Optimizing a Feature-Based Motion Tracking System for Prospective Head Motion Estimation in MRI and PET/MRI

Abstract

Patient head motion during magnetic resonance imaging (MRI) of the brain causes artifacts that limit diagnostic value. Prospective motion correction can, in principle, allow artifact-free imaging for any MRI sequence. Optical motion tracking systems are effective at measuring head motion for prospective motion correction but normally rely on attached markers, which are cumbersome and can move relative to the head. In this study, we optimized and benchmarked an optical motion tracking system that uses in-bore stereo-optical cameras to track feature patches on the forehead rather than attached markers. Feature patches were applied to the forehead in the form of an easily removable ink stamp or temporary tattoo. This approach has flexibility in camera positioning and allows tracking of a variety of surfaces on the human face, even those lacking prominent contours. This is advantageous given the limited space and line-of-sight with typical head coils.
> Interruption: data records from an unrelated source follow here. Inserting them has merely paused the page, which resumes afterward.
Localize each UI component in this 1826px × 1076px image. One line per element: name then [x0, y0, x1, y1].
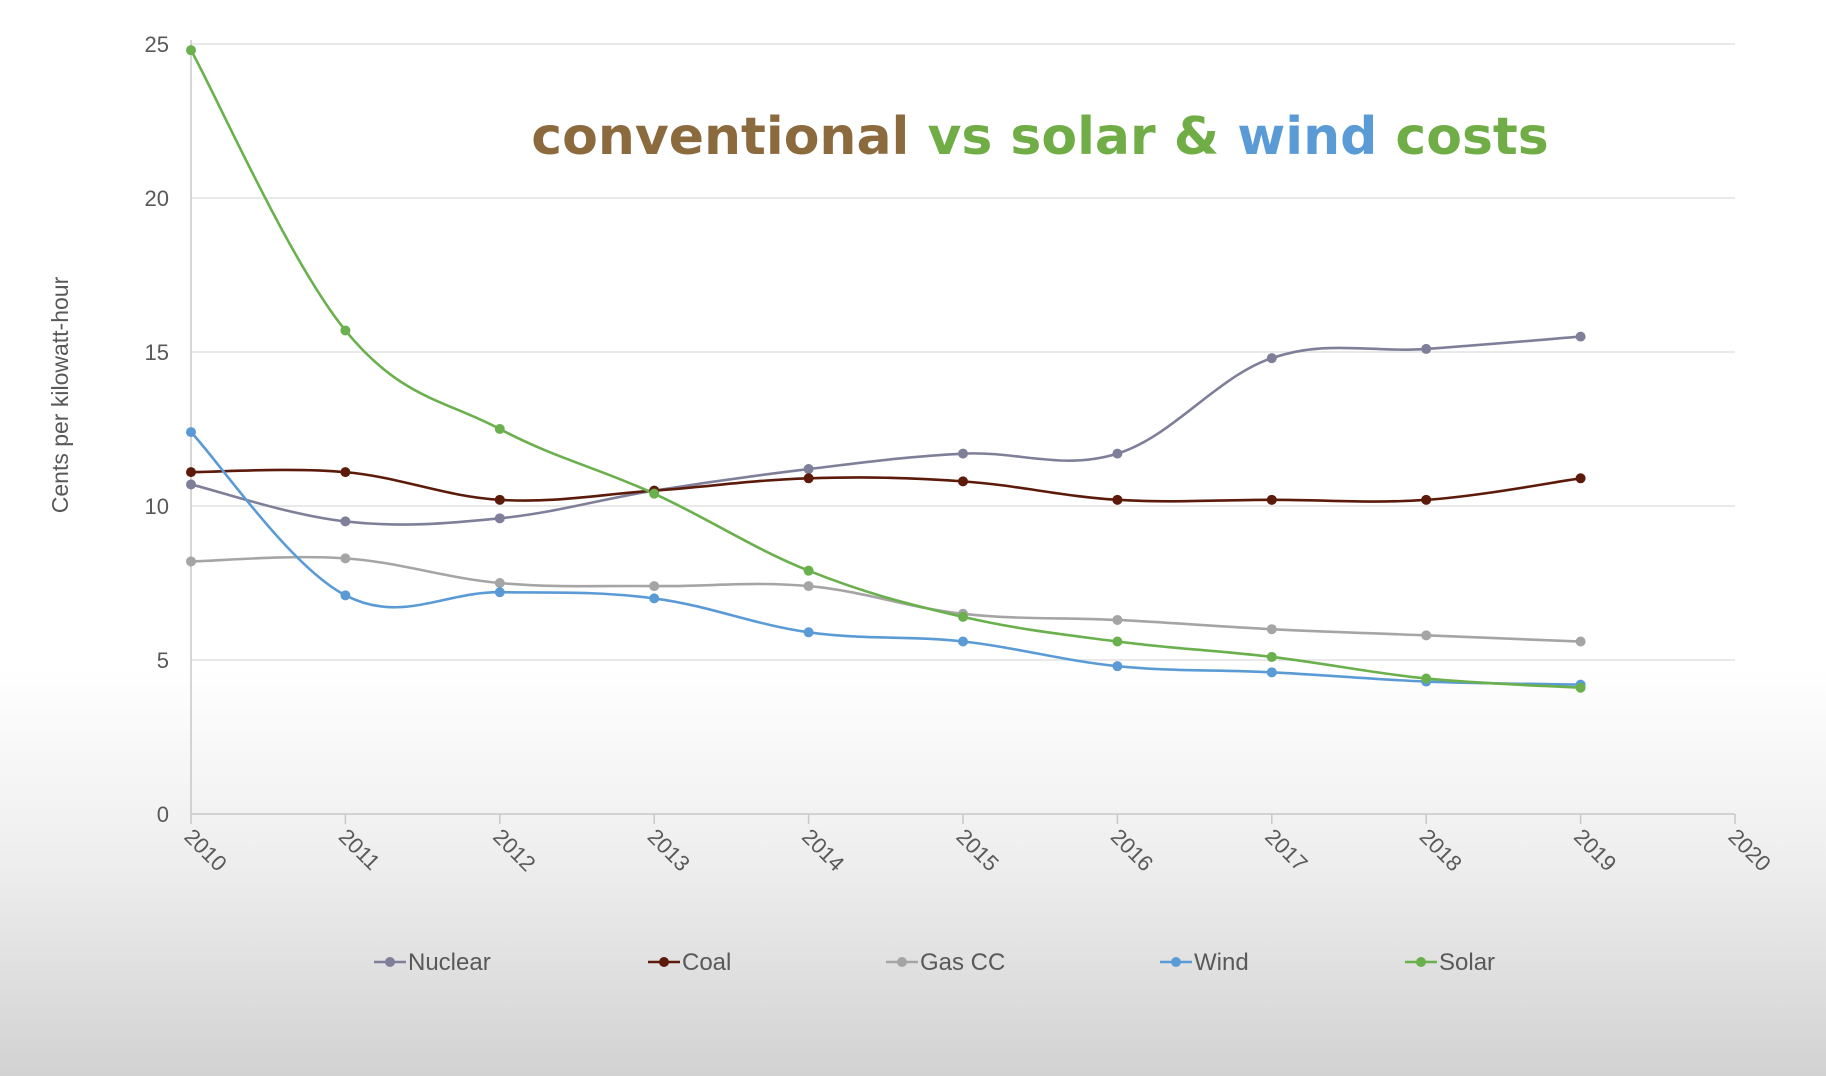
legend-item-wind: Wind — [1160, 949, 1249, 976]
y-tick-label: 10 — [145, 494, 169, 519]
y-tick-label: 25 — [145, 32, 169, 57]
x-tick-label: 2018 — [1415, 824, 1467, 876]
chart-title-part: vs solar & — [909, 107, 1237, 167]
y-tick-label: 20 — [145, 186, 169, 211]
legend-swatch-marker — [1171, 957, 1181, 967]
legend-swatch-marker — [897, 957, 907, 967]
x-tick-label: 2014 — [797, 824, 849, 876]
series-line-coal — [189, 468, 1582, 503]
x-tick-label: 2017 — [1260, 824, 1312, 876]
data-point-coal — [1266, 494, 1277, 505]
legend-swatch-marker — [1416, 957, 1426, 967]
legend-item-gas-cc: Gas CC — [886, 949, 1005, 976]
series-line-solar — [189, 48, 1582, 690]
data-point-solar — [958, 611, 968, 622]
data-point-coal — [803, 473, 814, 484]
series-line-wind — [189, 430, 1582, 686]
data-point-wind — [494, 587, 505, 598]
data-point-gas-cc — [1112, 614, 1123, 625]
data-point-nuclear — [494, 513, 505, 524]
data-point-wind — [1266, 667, 1277, 678]
data-point-gas-cc — [340, 553, 351, 564]
data-point-coal — [1112, 494, 1123, 505]
data-point-wind — [803, 627, 814, 638]
series-line-gas-cc — [189, 555, 1582, 643]
y-tick-label: 0 — [157, 802, 169, 827]
series-points — [186, 45, 1586, 693]
x-tick-label: 2011 — [334, 824, 385, 875]
legend-item-coal: Coal — [648, 949, 731, 976]
legend-swatch-marker — [659, 957, 669, 967]
y-axis-ticks: 0 5 10 15 20 25 — [145, 32, 169, 827]
data-point-wind — [958, 636, 968, 647]
data-point-solar — [803, 565, 814, 576]
x-tick-label: 2010 — [179, 824, 231, 876]
x-tick-label: 2013 — [643, 824, 695, 876]
legend: Nuclear Coal Gas CC Wind Solar — [374, 949, 1495, 976]
data-point-solar — [186, 45, 196, 56]
series-line-nuclear — [189, 335, 1582, 526]
data-point-nuclear — [340, 516, 351, 527]
gridlines — [191, 43, 1735, 661]
data-point-nuclear — [1112, 448, 1123, 459]
legend-item-solar: Solar — [1405, 949, 1495, 976]
data-point-solar — [649, 488, 660, 499]
data-point-nuclear — [186, 479, 196, 490]
legend-label: Solar — [1439, 949, 1495, 976]
data-point-coal — [494, 494, 505, 505]
x-axis-ticks: 2010 2011 2012 2013 2014 2015 2016 2017 2018 2019… — [179, 814, 1776, 876]
chart-title-part: conventional — [531, 107, 909, 167]
data-point-nuclear — [1575, 331, 1586, 342]
data-point-solar — [494, 424, 505, 434]
data-point-solar — [340, 325, 351, 336]
chart-title-part: wind — [1237, 107, 1377, 167]
x-tick-label: 2012 — [488, 824, 540, 876]
data-point-coal — [958, 476, 968, 487]
data-point-coal — [1421, 494, 1432, 505]
x-tick-label: 2020 — [1723, 824, 1775, 876]
data-point-coal — [340, 467, 351, 478]
data-point-solar — [1421, 673, 1432, 684]
legend-label: Nuclear — [408, 949, 491, 976]
data-point-gas-cc — [494, 578, 505, 588]
data-point-gas-cc — [1575, 636, 1586, 647]
x-tick-label: 2019 — [1569, 824, 1621, 876]
chart-title-part: costs — [1377, 107, 1548, 167]
data-point-gas-cc — [1266, 624, 1277, 635]
legend-label: Wind — [1194, 949, 1249, 976]
legend-label: Gas CC — [920, 949, 1005, 976]
y-tick-label: 5 — [157, 648, 169, 673]
data-point-solar — [1112, 636, 1123, 647]
data-point-gas-cc — [649, 581, 660, 592]
data-point-solar — [1575, 682, 1586, 693]
data-point-nuclear — [1266, 353, 1277, 364]
data-point-gas-cc — [186, 556, 196, 567]
data-point-nuclear — [803, 464, 814, 475]
x-tick-label: 2016 — [1106, 824, 1158, 876]
y-tick-label: 15 — [145, 340, 169, 365]
y-axis-title: Cents per kilowatt-hour — [47, 276, 73, 513]
data-point-wind — [649, 593, 660, 604]
data-point-nuclear — [1421, 343, 1432, 354]
data-point-wind — [340, 590, 351, 601]
data-point-coal — [1575, 473, 1586, 484]
data-point-wind — [186, 427, 196, 438]
data-point-coal — [186, 467, 196, 478]
legend-item-nuclear: Nuclear — [374, 949, 491, 976]
x-tick-label: 2015 — [951, 824, 1003, 876]
data-point-solar — [1266, 651, 1277, 662]
data-point-nuclear — [958, 448, 968, 459]
legend-swatch-marker — [385, 957, 395, 967]
chart-title: conventional vs solar & wind costs — [531, 107, 1548, 167]
legend-label: Coal — [682, 949, 731, 976]
data-point-wind — [1112, 661, 1123, 672]
data-point-gas-cc — [803, 581, 814, 592]
series-lines — [189, 48, 1582, 690]
data-point-gas-cc — [1421, 630, 1432, 641]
We optimized the accuracy and efficiency of two key components of the method: 1) the geometry of the stereo camera setup and 2) the feature detection and matching algorithm used for pose estimation. The absolute accuracy of the optimized feature-based method was compared with a commercial marker-based motion tracking system. Estimates of head motion of 15 volunteers simultaneously tracked by the two systems resulted in average positional discrepancies of less than 3 mm using a stamp and submillimeter average discrepancy using a feature-dense tattoo. These results suggest the feasibility of obtaining accurate head motion data for prospective motion compensated MRI using optimized feature-based motion tracking.